Moralimiz bozuk olduğunda genelde uyumayı ve olayı unutmayı tercih ederiz. Ancak uzmanlar uyumanın hiç de çözüm olmadığını söylüyor. Konuyla ilgili açıklama yapan Uzman Psikolog Özge Genlik, morali bozuk olanın uyumaması gerektiğini söylüyor. Gerekçe ise, beynin dinlendiğinde kötü gelen şeylerin daha da belirgin bir hale gelmesi. Genlik aynı zamanda insanlara günde 5 defa kendisini dinlemesini de tavsiye ediyor. "Her gün 5 dakika boyunca tek başınalık deneyimleriniz olsun." diyen Genlik, bu sürede bedendeki değişen hislerin takip edilmesini söyledi.

Beynimizin, vücudumuzdaki tüm sinir ağıyla sürekli irtibat halinde olan milyonlarca sinir hücresinden oluşan esnek ve her an dönüşüm halinde olan muhteşem bir organ olduğunu anlatan Uzman Psikolog Özge Genlik, “Olumlu duygular deneyimlediğimizde; nöronlar arasında daha fazla ve güçlü bağlar kurulur çünkü beyin olumlu duygulanımlar deneyimlediğini algıladığında “endorfin" salınımını artırır. Bu da parasempatik sinir sisteminin aktifleşmesini sağlar; kendimizi daha dingin, rahatlamış, mutlu, iyi hissederiz"  dedi.

Uzman Psikolog Özge Genlik sözlerine şöyle devam etti: “Olumsuz duygular deneyimlediğmiz de ise beyin organizmanın bütünselliğini korumak, onu hayatta tutmak için kortizol salınımını artırır, böylelikle sempatik sinir sistemi aktifleşir ve beynin korteks alanındaki işlevsellik azalmaya başlar.
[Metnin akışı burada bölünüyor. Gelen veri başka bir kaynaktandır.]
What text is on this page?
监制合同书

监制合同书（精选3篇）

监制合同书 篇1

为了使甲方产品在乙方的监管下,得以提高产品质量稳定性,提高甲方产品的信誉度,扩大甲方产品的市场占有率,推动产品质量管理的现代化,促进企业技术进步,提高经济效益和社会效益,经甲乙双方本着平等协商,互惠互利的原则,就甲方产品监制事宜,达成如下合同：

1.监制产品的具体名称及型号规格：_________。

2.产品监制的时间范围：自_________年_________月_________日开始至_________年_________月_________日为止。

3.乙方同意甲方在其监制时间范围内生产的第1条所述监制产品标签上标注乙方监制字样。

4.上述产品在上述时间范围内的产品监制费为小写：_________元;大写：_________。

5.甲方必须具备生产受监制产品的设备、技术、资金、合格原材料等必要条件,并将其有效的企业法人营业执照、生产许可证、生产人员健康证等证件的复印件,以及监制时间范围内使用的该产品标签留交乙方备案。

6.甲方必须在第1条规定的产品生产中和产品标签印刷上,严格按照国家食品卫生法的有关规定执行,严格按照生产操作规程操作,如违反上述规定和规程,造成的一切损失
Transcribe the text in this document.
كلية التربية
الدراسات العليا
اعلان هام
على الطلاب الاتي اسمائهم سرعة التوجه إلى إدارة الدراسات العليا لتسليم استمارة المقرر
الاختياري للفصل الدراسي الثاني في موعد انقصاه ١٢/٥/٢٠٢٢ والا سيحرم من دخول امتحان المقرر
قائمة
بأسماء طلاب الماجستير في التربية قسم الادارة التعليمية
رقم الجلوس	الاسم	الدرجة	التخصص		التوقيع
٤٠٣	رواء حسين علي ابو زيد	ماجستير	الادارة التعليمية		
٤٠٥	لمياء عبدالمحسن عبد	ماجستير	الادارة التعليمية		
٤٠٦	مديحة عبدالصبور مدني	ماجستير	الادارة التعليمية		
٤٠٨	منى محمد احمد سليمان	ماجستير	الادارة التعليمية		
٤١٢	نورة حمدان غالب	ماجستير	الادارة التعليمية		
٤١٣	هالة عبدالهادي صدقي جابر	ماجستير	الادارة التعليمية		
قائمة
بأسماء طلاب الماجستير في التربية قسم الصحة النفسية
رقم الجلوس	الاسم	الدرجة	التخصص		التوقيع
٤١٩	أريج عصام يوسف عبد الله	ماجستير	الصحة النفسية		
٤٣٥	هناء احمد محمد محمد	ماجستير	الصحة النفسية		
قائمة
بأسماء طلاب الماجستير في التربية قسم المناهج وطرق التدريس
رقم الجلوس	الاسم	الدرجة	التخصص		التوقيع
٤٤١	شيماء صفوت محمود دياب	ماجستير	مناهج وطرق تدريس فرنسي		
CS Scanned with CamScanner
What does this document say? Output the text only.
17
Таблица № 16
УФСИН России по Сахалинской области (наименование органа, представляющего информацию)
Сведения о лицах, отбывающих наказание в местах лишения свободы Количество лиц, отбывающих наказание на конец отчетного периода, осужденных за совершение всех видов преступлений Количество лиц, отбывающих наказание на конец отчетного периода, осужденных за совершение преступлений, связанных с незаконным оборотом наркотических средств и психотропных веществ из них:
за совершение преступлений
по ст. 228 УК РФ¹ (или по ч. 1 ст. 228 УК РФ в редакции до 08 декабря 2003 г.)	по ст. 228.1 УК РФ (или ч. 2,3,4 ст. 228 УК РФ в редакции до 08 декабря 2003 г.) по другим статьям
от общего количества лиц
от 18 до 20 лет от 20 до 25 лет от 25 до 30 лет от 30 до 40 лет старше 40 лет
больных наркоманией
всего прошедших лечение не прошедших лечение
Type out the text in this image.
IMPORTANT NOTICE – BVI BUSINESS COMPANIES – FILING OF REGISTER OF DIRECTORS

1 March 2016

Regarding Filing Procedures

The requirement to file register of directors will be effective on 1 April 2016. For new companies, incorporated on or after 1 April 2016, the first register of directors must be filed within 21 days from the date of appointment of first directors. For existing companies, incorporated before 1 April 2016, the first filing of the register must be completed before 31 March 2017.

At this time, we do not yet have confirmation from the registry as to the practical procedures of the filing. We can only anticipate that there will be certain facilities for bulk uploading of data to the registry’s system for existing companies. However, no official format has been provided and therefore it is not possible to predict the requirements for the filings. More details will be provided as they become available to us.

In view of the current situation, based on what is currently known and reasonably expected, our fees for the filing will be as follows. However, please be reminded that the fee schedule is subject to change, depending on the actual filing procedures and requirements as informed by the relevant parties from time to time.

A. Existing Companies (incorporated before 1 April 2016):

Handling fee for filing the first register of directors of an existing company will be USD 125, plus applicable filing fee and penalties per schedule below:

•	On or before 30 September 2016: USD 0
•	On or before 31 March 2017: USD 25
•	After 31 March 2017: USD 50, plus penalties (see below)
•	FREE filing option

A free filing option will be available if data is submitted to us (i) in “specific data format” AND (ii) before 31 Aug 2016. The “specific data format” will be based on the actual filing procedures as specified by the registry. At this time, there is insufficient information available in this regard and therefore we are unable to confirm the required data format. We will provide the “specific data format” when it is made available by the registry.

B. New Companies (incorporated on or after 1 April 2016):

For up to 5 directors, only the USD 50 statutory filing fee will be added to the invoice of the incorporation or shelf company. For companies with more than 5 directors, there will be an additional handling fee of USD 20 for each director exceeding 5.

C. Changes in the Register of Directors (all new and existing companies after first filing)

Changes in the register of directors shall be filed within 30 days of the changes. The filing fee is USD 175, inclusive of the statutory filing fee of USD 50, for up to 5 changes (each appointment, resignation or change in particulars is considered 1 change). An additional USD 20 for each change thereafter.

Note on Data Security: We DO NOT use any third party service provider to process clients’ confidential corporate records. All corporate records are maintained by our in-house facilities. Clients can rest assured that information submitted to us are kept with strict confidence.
Kişi konsantrasyon güçlükleri deneyimler, geçmiş deneyimlerini hatırlamakta güçlük çekmeye başlar ve içgüdüsel davranmaya yönelir. Kendimizi gergin, huzursuz hisseder, otomatik eylemlerde bulunuruz.

Duygularınızı yönetin!

Beyin; vücudu yönetir, kontrol eder, organizmanın çevreye uyumunu sağlar. Yaşamımızda bilinç sadece %3 oranında etkili; kalan yüzde 97'si bilinçaltı mekanizma tarafından yönetilmektedir. Bu bağlamda sürekli odaklandığınız düşünceyi, beyin organizmayı hayatta tutacak kadar önemli bir olgu zannettiği için siz farkında olmasanız da tüm enerjisini o duygu, düşünce üzerine toplar. Bu nedenle üzüntü duygusunu deneyimliyorsanız daha fazla üzüntü hissetmeye başlarsınız. Beyin nöronları da kendi aralarındaki iletişimde üzüntü duygusunu çağrıştıran diğer anıları da çağırırlar ve böylece bu duygu daha da güçlenir, büyür. Halbuki dış dünyayı ilk algılayan kalptir. Kalp, tıpkı beyin gibi sürekli dönüşüm gerçekleştiren sinir hücrelerine sahiptir. Kalbin oluşturduğu hormonlar; duygusal hafıza, hisleri algılama, mekan-çevre algılama, problem çözme de önemli ölçüde rol oynamaktadır.

Günde 5 dakika kendinizi dinleyin!

Gün içerisinde kendi kendinizle konuşun. 'Duygularım, düşüncelerim, eylemlerim' aynı hizada mı? Hangi eylemler gerçekten bana ait?' sorularını sorun. Sessizlik alanları oluşturun, her gün 5 dakika boyunca tek başınalık deneyimleriniz olsun. Sadece nefesinizi gözlemleyin ve bedendeki değişen hisleri takip edin. Hayal edin; gününüzün 20 dakikasını nasıl bir hayat deneyimlemek istediğinize dair hayal ve düş kurmaya ayırın. Bunu yaparken renkli boya kalemlerinizi kullanarak resim ya da mandala çizmek beynin sağ yarım küresini aktif hale getirecek, böylece yaratıcılığınız gelişecektir. Olanı olduğu gibi kabul edin. Dış dünyayı, diğer insanları yargılamak, eleştirmek yerine her şeyi olduğu gibi kabul etmeyi tercih edin ve sadece kendi benliğinizde dönüşüm gerçekleştirmek için enerjinizi harcayın. Tebessüm edin, sokakta yürürken yüzünüzde tebessüm olsun. Her gün en az bir kişi ile kendi bilgi ve tecrübelerinizi paylaşmayı tercih edin."